Qu’en serait-il maintenant de l’impact de cette mesure sur les valeurs mobilières et les exilés ? Elle serait indéniablement positive pour les entreprises. Ceci étant, les actions sont déjà en grande partie exonérées via l’outil de travail, et ne représentent qu’une faible part du patrimoine des ménages (12%).

Les Français goûtent peu ce type d’investissement compte tenu des médiocres performances de la bourse française (le CAC 40 est toujours 20% en dessous de son niveau d’il y a… 17 ans).

Qu’est-ce qui peut par ailleurs enrayer l’exil fiscal, si ce n’est la restauration de la confiance ? Et comment serait-ce possible, sans une ligne claire et ferme dans la réforme de la fiscalité de l’épargne et du patrimoine ? Le reste ne peut être perçu que comme des trompe-l’œil.

Ce sont en fait les assurances-vie, qui devraient être les grands bénéficiaires de ce nouvel avantage fiscal au détriment de l’immobilier. Or, c’est elles qui financent le gros de la dette de l’Etat. C’est ainsi se donner les moyens financiers… de ne pas avoir à remettre de l’ordre dans nos comptes publics, tâche ingrate à laquelle Emmanuel Macron n’a guère envie de s’atteler.

Objectif politique

On comprend mieux maintenant ce qui se cache derrière cette séduisante façade : l’objectif n’a rien d’économique, il est purement politique. Mais alors au nom de quels principes politiques, pénaliser une classe d’actifs plus que d’autres ? Pourquoi l’épargne la moins fiscalisée serait-elle celle qui finance notre mauvaise gestion publique ? Pourquoi à travers l’immobilier discriminer les seniors, importants détenteurs d’immobilier : si on leur avait permis d’investir dans des retraites par capitalisation, leurs pensions seraient aujourd’hui très supérieures, mais ne pourraient être taxées à un impôt sur le patrimoine.

L’immobilier représente 56% du patrimoine des ménages, donc l’effet pernicieux de l’ISF continuerait à se faire sentir sur une bonne partie de la population. Et pour elle, cette suppression de l’ISF ne serait que de la poudre aux yeux.
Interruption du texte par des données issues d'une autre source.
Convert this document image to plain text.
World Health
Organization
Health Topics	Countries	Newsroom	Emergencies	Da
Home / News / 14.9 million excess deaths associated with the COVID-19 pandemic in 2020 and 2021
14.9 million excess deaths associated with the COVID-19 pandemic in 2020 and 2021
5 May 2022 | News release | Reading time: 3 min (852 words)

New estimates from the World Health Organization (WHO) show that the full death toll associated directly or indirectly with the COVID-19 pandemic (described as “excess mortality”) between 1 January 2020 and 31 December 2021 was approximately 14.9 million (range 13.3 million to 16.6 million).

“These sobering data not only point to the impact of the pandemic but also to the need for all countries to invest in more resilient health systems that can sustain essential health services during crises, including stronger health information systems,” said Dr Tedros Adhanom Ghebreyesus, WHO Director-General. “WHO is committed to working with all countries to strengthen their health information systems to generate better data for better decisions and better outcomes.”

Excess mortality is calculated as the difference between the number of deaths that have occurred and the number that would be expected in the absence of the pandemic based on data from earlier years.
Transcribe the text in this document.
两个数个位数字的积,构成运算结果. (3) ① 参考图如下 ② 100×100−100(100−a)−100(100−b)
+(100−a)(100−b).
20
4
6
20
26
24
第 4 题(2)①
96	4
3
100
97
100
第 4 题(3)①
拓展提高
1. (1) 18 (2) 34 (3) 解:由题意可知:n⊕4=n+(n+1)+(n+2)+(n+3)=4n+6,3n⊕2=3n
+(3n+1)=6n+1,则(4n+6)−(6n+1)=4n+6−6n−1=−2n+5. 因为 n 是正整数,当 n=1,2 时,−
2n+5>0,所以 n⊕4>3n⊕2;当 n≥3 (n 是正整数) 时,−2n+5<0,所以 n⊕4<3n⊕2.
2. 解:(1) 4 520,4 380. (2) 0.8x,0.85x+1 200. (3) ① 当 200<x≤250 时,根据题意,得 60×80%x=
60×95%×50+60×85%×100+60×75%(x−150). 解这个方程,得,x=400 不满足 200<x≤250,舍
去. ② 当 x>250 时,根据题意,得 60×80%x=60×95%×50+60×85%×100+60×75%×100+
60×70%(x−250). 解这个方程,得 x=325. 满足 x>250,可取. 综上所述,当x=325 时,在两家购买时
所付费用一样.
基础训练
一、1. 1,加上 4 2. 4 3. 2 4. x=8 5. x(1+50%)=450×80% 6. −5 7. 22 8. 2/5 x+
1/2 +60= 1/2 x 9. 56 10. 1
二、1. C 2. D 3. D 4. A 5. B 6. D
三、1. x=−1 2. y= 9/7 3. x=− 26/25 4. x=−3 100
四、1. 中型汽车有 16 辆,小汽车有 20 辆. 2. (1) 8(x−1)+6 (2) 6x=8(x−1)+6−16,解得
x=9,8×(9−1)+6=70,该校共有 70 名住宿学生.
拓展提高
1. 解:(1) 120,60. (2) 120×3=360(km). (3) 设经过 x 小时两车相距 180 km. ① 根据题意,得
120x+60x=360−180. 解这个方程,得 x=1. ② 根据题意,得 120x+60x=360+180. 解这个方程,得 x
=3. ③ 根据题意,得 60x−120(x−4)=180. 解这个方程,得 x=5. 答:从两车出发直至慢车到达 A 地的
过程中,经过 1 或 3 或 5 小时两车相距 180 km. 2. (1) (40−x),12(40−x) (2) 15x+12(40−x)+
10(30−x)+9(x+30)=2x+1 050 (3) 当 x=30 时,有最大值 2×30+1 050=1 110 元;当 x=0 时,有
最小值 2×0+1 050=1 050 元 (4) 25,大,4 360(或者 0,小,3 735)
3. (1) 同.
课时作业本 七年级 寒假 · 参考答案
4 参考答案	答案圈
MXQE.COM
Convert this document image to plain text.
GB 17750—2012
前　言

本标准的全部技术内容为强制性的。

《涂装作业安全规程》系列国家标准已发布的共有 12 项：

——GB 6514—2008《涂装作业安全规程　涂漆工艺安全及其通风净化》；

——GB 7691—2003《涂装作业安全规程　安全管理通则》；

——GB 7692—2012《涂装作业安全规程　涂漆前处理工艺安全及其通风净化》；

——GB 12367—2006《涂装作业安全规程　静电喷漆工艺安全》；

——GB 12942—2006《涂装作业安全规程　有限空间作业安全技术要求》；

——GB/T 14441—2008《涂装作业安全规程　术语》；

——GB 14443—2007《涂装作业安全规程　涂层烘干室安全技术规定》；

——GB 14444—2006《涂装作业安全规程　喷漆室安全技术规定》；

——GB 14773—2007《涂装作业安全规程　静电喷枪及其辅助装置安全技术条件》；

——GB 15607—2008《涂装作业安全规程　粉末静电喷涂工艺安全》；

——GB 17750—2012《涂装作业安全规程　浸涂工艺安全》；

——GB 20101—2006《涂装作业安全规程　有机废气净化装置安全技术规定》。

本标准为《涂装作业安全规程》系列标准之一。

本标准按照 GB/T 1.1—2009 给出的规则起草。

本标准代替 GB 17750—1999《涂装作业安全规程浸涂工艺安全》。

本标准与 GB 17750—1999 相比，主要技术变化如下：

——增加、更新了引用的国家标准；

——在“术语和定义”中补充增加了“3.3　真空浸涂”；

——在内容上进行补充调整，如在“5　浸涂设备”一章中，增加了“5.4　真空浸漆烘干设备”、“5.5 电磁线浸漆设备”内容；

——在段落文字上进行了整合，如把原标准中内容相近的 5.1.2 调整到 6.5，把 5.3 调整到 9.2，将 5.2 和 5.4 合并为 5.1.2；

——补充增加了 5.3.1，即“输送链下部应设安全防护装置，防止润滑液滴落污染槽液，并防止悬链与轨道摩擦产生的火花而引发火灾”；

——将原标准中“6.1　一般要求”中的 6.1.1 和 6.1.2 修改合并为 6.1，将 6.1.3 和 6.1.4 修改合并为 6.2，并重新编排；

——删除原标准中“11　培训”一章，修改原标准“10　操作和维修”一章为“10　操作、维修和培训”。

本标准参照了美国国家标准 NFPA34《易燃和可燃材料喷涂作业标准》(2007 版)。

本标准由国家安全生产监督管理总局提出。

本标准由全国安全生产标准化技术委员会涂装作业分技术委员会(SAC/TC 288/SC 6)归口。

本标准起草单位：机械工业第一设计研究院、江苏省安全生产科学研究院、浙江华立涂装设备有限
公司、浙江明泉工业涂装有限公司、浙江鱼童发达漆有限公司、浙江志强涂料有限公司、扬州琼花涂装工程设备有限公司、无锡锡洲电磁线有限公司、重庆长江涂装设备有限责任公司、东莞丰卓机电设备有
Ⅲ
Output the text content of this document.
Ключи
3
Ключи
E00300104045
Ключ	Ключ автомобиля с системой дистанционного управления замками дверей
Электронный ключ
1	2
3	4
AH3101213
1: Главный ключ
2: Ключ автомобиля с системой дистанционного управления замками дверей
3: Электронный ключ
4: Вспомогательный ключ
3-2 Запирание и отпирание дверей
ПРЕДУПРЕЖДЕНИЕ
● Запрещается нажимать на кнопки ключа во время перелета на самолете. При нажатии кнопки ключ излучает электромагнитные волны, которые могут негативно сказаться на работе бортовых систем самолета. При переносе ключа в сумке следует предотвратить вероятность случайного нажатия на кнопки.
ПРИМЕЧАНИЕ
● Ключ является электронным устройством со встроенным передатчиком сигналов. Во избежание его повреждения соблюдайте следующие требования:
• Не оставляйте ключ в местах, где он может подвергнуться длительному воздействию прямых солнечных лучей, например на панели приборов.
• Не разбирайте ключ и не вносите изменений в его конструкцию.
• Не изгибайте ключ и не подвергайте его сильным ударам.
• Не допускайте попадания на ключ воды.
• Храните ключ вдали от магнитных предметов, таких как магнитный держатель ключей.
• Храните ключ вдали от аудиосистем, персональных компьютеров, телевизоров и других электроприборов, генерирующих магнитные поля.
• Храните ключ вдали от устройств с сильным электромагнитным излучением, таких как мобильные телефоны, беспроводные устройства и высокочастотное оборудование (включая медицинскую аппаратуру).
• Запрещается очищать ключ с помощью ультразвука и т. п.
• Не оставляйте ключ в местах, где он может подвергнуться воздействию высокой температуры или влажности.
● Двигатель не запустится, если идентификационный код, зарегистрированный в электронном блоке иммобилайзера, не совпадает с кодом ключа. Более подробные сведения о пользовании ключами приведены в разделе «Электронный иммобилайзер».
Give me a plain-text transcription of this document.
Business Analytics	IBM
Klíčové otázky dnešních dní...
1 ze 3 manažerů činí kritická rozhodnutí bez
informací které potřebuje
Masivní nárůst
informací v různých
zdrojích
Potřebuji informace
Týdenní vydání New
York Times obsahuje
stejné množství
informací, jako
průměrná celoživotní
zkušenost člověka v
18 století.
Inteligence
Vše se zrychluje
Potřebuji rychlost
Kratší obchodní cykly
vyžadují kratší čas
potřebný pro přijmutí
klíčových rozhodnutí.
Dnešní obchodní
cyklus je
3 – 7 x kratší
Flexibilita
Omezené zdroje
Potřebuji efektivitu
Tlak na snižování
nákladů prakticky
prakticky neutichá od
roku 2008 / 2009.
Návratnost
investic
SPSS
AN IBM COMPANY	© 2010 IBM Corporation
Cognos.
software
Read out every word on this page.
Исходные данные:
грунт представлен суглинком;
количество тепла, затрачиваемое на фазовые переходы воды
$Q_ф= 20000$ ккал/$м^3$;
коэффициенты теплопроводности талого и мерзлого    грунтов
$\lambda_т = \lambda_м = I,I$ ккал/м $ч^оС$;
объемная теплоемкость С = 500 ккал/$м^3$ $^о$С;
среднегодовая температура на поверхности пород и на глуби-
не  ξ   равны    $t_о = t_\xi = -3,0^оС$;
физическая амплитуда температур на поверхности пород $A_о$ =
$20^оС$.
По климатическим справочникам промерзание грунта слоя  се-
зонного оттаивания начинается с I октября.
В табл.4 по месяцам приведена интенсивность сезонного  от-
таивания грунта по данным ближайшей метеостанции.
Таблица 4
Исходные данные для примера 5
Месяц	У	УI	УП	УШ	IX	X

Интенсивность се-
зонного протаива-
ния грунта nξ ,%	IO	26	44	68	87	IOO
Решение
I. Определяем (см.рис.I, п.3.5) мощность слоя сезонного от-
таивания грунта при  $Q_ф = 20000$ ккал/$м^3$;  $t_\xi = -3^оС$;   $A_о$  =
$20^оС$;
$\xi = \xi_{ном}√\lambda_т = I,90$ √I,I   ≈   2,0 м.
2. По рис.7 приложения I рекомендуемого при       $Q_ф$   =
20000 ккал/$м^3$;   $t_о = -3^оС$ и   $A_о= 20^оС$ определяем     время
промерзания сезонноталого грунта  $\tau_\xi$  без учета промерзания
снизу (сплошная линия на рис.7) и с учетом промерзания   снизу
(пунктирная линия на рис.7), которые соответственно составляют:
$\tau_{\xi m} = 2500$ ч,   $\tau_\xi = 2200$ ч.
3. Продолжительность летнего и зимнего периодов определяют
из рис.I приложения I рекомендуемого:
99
L’immobilier enfin est un placement de classes moyennes, qui peuvent épargner mais n’ont pas les moyens eux de prendre des risques, cherchant avant tout à se protéger des aléas d’une économie chancelante et d’un système de retraites indigent. Ce sont donc une fois encore ces classes moyennes qui vont faire les frais de ces politiques incohérentes, dont Emmanuel Macron a repris le flambeau.

Et si l’on veut supprimer les rentes, il y en a assez dans la société française ! Commençons par nous attaquer à ces multiples corporatismes qui la ruinent, à commencer par celui du logement social.